We would like to express our gratitude to all of this year’s judges, our founding patron Richard Blair, core sponsors The Political Quarterly and Prize sponsors the Centre for Homelessness Impact and A. M. Heath, as well as all the Foundation’s Friends and Patrons for making these awards possible. Find out more about how you can join them in supporting our work by becoming a Friend or Patron here. The Orwell Prize will return in 2024.


This year’s awards were judged by eighteen writers, journalists and thinkers across four panels:

The Orwell Prize for Journalism 2023 and the Orwell Prize for Exposing Britain’s Social Evils 2023 were judged by the same panel, comprising of award-winning journalist Yasmin Alibhai-Brown (Chair); Katy Balls, political editor of The Spectator; Kurt Barling, professor of journalism at Middlesex University; Lindsey Hilsum, international editor for Channel 4 News; and Ed Thomas, special correspondent at BBC News.

The judges for The Orwell Prize for Political Writing 2023 are: Alice Bell, head of climate and health policy at Wellcome; Kojo Koram, historian, academic and Orwell Prize 2022 finalist; Martha Lane Fox (Chair), businesswoman, philanthropist and peer; Cristina Odone, journalist and editor; and Sukhdev Sandhu, writer and critic.

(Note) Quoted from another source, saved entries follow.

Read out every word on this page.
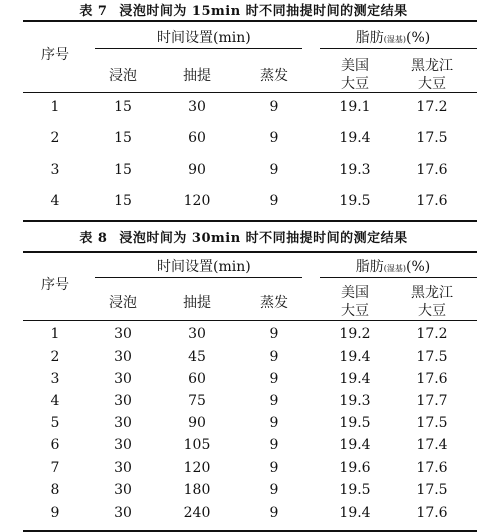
表 7 浸泡时间为 15min 时不同抽提时间的测定结果
序号
时间设置(min)	脂肪(湿基)(%)
浸泡	抽提	蒸发
美国
大豆
黑龙江
大豆
1	15	30	9	19.1	17.2
2	15	60	9	19.4	17.5
3	15	90	9	19.3	17.6
4	15	120	9	19.5	17.6
表 8 浸泡时间为 30min 时不同抽提时间的测定结果
序号
时间设置(min)	脂肪(湿基)(%)
浸泡	抽提	蒸发
美国
大豆
黑龙江
大豆
1	30	30	9	19.2	17.2
2	30	45	9	19.4	17.5
3	30	60	9	19.4	17.6
4	30	75	9	19.3	17.7
5	30	90	9	19.5	17.5
6	30	105	9	19.4	17.4
7	30	120	9	19.6	17.6
8	30	180	9	19.5	17.5
9	30	240	9	19.4	17.6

The judges for the Orwell Prize for Political Fiction 2023 are: Alison Flood, comment and culture editor at the New Scientist; Julia Jordan, Associate Professor of 20th Century English Literature at UCL; Tomiwa Owolade, contributing editor at the New Statesman; and Boyd Tonkin (Chair), journalist, editor and writer who was awarded the Royal Society of Literature’s Benson Medal in 2020 for outstanding service to literature over the course of a career.

The judges for The Orwell Prize for Reporting Homelessness 2023 are: Alan Rusbridger (Chair), distinguished editor and journalist; John Bird MBE, co-founder and Editor-in-Chief of the Big Issue magazine and crossbench peer; Leanna Fairfax, Lived Experiences Associate at the Centre for Homelessness Impact; and award winning journalist and presenter Sangita Myska.